One of OmniDocs' key features is the ability to easily switch between different extractors:

# Try different OCR engines
from omnidocs.tasks.ocr_extraction.extractors import (
    EasyOCRExtractor, TesseractOCRExtractor, PaddleOCRExtractor
)

extractors = [
    EasyOCRExtractor(languages=['en']),
    TesseractOCRExtractor(languages=['eng']),
    PaddleOCRExtractor(languages=['en'])
]

image_path = "path/to/image.png"

for extractor in extractors:
    result = extractor.extract(image_path)
    print(f"{extractor.__class__.__name__}: {result.full_text[:100]}...")

📊 Batch Processing

Process multiple files efficiently:

import os
from omnidocs.tasks.table_extraction.extractors.camelot import CamelotExtractor

extractor = CamelotExtractor()
pdf_folder = "path/to/pdf/folder"

results = {}
for filename in os.listdir(pdf_folder):
    if filename.lower().endswith('.pdf'):
        file_path = os.path.join(pdf_folder, filename)
        try:
            result = extractor.extract(file_path)
            results[filename] = len(result.tables)
            print(f"✅ {filename}: {len(result.tables)} tables")
        except Exception as e:
            print(f"❌ {filename}: Error - {e}")
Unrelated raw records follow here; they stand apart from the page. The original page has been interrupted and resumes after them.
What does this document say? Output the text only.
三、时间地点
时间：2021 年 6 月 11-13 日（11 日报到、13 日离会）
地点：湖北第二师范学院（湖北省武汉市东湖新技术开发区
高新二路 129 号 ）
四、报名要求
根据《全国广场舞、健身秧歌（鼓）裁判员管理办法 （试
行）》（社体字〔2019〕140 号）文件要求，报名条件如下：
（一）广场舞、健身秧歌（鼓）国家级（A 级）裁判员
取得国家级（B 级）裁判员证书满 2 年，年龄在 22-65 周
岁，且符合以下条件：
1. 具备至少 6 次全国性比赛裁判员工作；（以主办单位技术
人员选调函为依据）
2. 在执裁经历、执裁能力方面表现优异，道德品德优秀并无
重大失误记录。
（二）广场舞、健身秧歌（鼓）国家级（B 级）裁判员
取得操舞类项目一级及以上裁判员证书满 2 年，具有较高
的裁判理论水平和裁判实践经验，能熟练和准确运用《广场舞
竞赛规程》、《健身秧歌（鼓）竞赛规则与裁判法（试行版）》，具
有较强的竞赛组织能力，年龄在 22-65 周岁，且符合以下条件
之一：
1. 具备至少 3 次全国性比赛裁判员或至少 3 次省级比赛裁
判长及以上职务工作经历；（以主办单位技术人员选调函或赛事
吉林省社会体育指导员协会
print(f"\nProcessed {len(results)} files successfully")

🎨 Visualization

Visualize extraction results:

from omnidocs.tasks.ocr_extraction.extractors.easy_ocr import EasyOCRExtractor

extractor = EasyOCRExtractor(languages=['en'])
result = extractor.extract("path/to/image.png")
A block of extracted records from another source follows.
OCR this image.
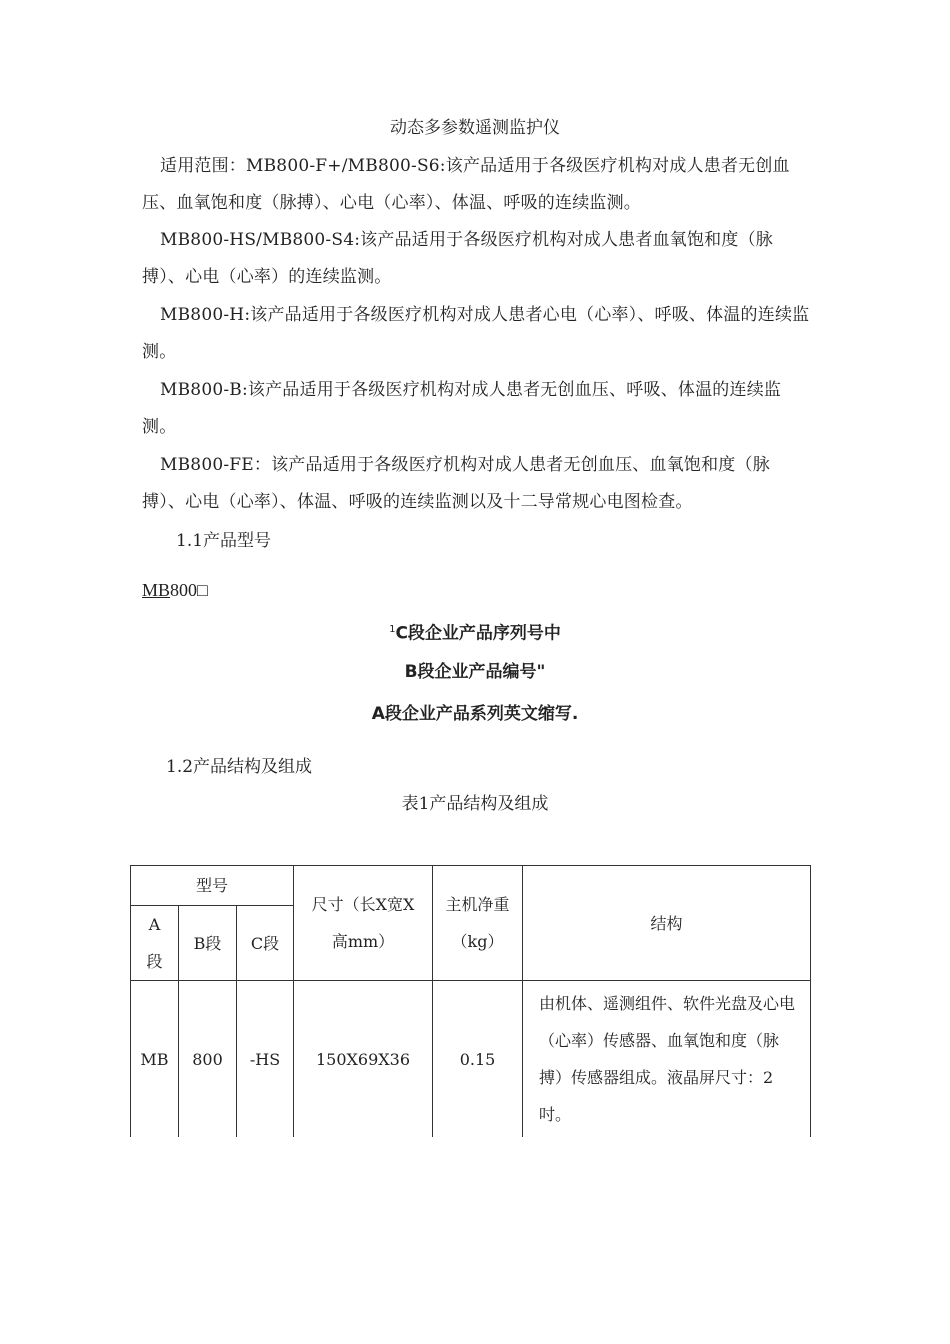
动态多参数遥测监护仪

适用范围：MB800-F+/MB800-S6:该产品适用于各级医疗机构对成人患者无创血压、血氧饱和度（脉搏）、心电（心率）、体温、呼吸的连续监测。

MB800-HS/MB800-S4:该产品适用于各级医疗机构对成人患者血氧饱和度（脉搏）、心电（心率）的连续监测。

MB800-H:该产品适用于各级医疗机构对成人患者心电（心率）、呼吸、体温的连续监测。

MB800-B:该产品适用于各级医疗机构对成人患者无创血压、呼吸、体温的连续监测。

MB800-FE：该产品适用于各级医疗机构对成人患者无创血压、血氧饱和度（脉搏）、心电（心率）、体温、呼吸的连续监测以及十二导常规心电图检查。

1.1产品型号
MB800□
$^1$C段企业产品序列号中
B段企业产品编号"
A段企业产品系列英文缩写.
1.2产品结构及组成
表1产品结构及组成
型号			尺寸（长X宽X高mm）	主机净重（kg）	结构
A段	B段	C段			
MB	800	-HS	150X69X36	0.15	由机体、遥测组件、软件光盘及心电（心率）传感器、血氧饱和度（脉搏）传感器组成。液晶屏尺寸：2吋。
# Visualize OCR results with bounding boxes
extractor.visualize(
    result=result,
    image_path="path/to/image.png",
    output_path="ocr_visualization.png",
    show_text=True,
    show_confidence=True
)

🔧 Configuration Examples

Custom OCR Configuration

from omnidocs.tasks.ocr_extraction.extractors.easy_ocr import EasyOCRExtractor

extractor = EasyOCRExtractor(
    languages=['en', 'fr', 'de'],  # Multiple languages
    device='cuda',                 # Use GPU if available
    show_log=True                  # Enable logging
)

Custom Table Extraction

from omnidocs.tasks.table_extraction.extractors.camelot import CamelotExtractor

extractor = CamelotExtractor(
    flavor='lattice',              # Use lattice parsing
    pages='all',                   # Process all pages
    table_areas=None,              # Auto-detect table areas
    columns=None                   # Auto-detect columns
)

🚨 Common Issues & Solutions

Issue: Import Errors

# Install missing dependencies
pip install torch torchvision  # For deep learning models
pip install camelot-py[cv]      # For Camelot
pip install easyocr            # For EasyOCR

Issue: CUDA/GPU Problems

# Force CPU usage if GPU issues
extractor = EasyOCRExtractor(device='cpu')
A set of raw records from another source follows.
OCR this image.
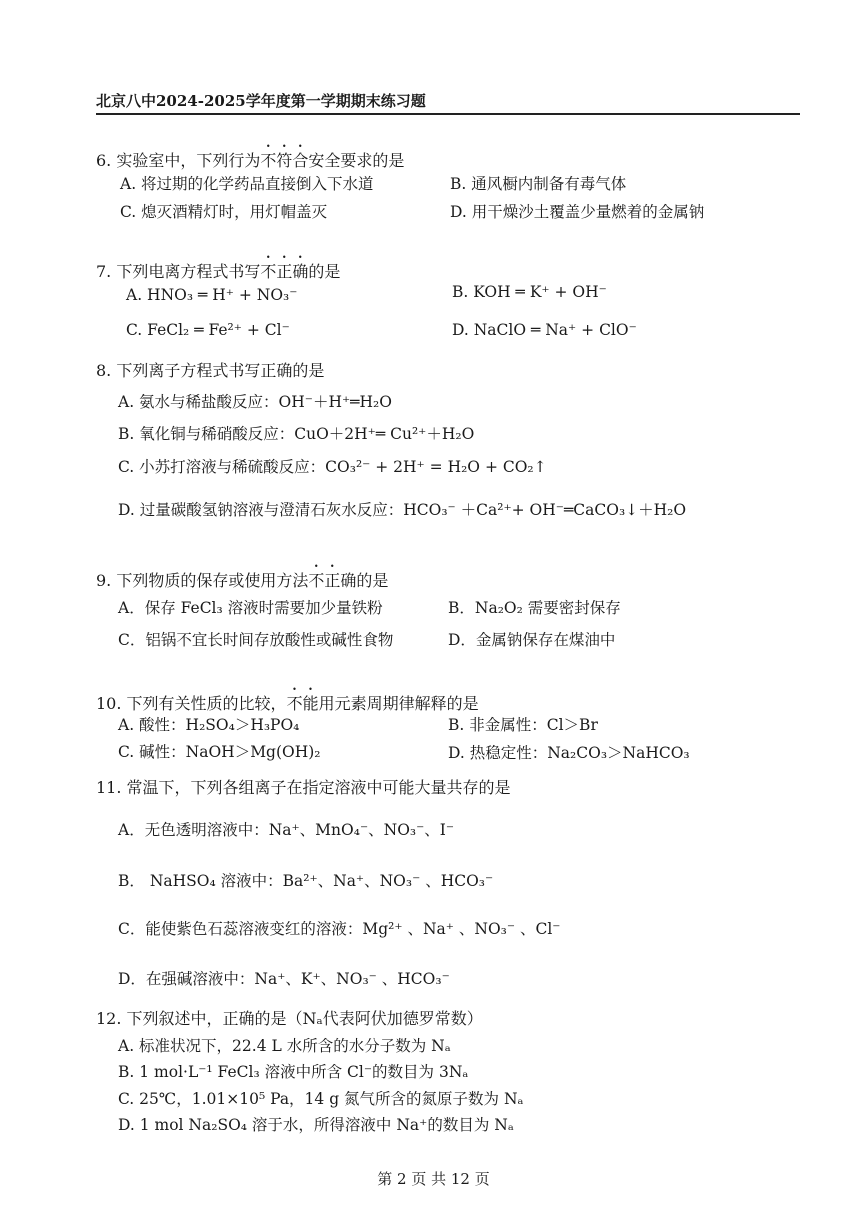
北京八中2024-2025学年度第一学期期末练习题
6. 实验室中，下列行为不符合安全要求的是
A. 将过期的化学药品直接倒入下水道	B. 通风橱内制备有毒气体
C. 熄灭酒精灯时，用灯帽盖灭	D. 用干燥沙土覆盖少量燃着的金属钠
7. 下列电离方程式书写不正确的是
A. HNO₃ ═ H⁺ + NO₃⁻	B. KOH ═ K⁺ + OH⁻
C. FeCl₂ ═ Fe²⁺ + Cl⁻	D. NaClO ═ Na⁺ + ClO⁻
8. 下列离子方程式书写正确的是
A. 氨水与稀盐酸反应：OH⁻＋H⁺═H₂O
B. 氧化铜与稀硝酸反应：CuO＋2H⁺═ Cu²⁺＋H₂O
C. 小苏打溶液与稀硫酸反应：CO₃²⁻ + 2H⁺ = H₂O + CO₂↑
D. 过量碳酸氢钠溶液与澄清石灰水反应：HCO₃⁻ ＋Ca²⁺+ OH⁻═CaCO₃↓＋H₂O
9. 下列物质的保存或使用方法不正确的是
A．保存 FeCl₃ 溶液时需要加少量铁粉	B．Na₂O₂ 需要密封保存
C．铝锅不宜长时间存放酸性或碱性食物	D．金属钠保存在煤油中
10. 下列有关性质的比较，不能用元素周期律解释的是
A. 酸性：H₂SO₄＞H₃PO₄	B. 非金属性：Cl＞Br
C. 碱性：NaOH＞Mg(OH)₂	D. 热稳定性：Na₂CO₃＞NaHCO₃
11. 常温下，下列各组离子在指定溶液中可能大量共存的是
A．无色透明溶液中：Na⁺、MnO₄⁻、NO₃⁻、I⁻
B． NaHSO₄ 溶液中：Ba²⁺、Na⁺、NO₃⁻ 、HCO₃⁻
C．能使紫色石蕊溶液变红的溶液：Mg²⁺ 、Na⁺ 、NO₃⁻ 、Cl⁻
D．在强碱溶液中：Na⁺、K⁺、NO₃⁻ 、HCO₃⁻
12. 下列叙述中，正确的是（Nₐ代表阿伏加德罗常数）
A. 标准状况下，22.4 L 水所含的水分子数为 Nₐ
B. 1 mol·L⁻¹ FeCl₃ 溶液中所含 Cl⁻的数目为 3Nₐ
C. 25℃，1.01×10⁵ Pa，14 g 氮气所含的氮原子数为 Nₐ
D. 1 mol Na₂SO₄ 溶于水，所得溶液中 Na⁺的数目为 Nₐ
第 2 页 共 12 页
Issue: Language Not Supported

# Check supported languages
extractor = EasyOCRExtractor()
print(extractor.get_supported_languages())

📚 Next Steps

Now that you're up and running:

Explore Tutorials: Check out detailed task-specific tutorials
Read API Reference: Dive into the complete API documentation
Join Community: Report issues or contribute on GitHub

🎯 Real-World Examples

Document Processing Pipeline

from omnidocs.tasks.ocr_extraction.extractors.easy_ocr import EasyOCRExtractor
from omnidocs.tasks.table_extraction.extractors.camelot import CamelotExtractor

def process_document(file_path):
    """Complete document processing pipeline"""
    results = {}

    # Extract text with OCR
    ocr_extractor = EasyOCRExtractor(languages=['en'])
    ocr_result = ocr_extractor.extract(file_path)
    results['text'] = ocr_result.full_text

    # Extract tables
    table_extractor = CamelotExtractor()
    table_result = table_extractor.extract(file_path)
    results['tables'] = [table.df for table in table_result.tables]

    return results

# Process a document
document_data = process_document("business_report.pdf")
print(f"Extracted {len(document_data['text'])} characters of text")
print(f"Found {len(document_data['tables'])} tables")

You’re now ready to build document-AI applications with OmniDocs.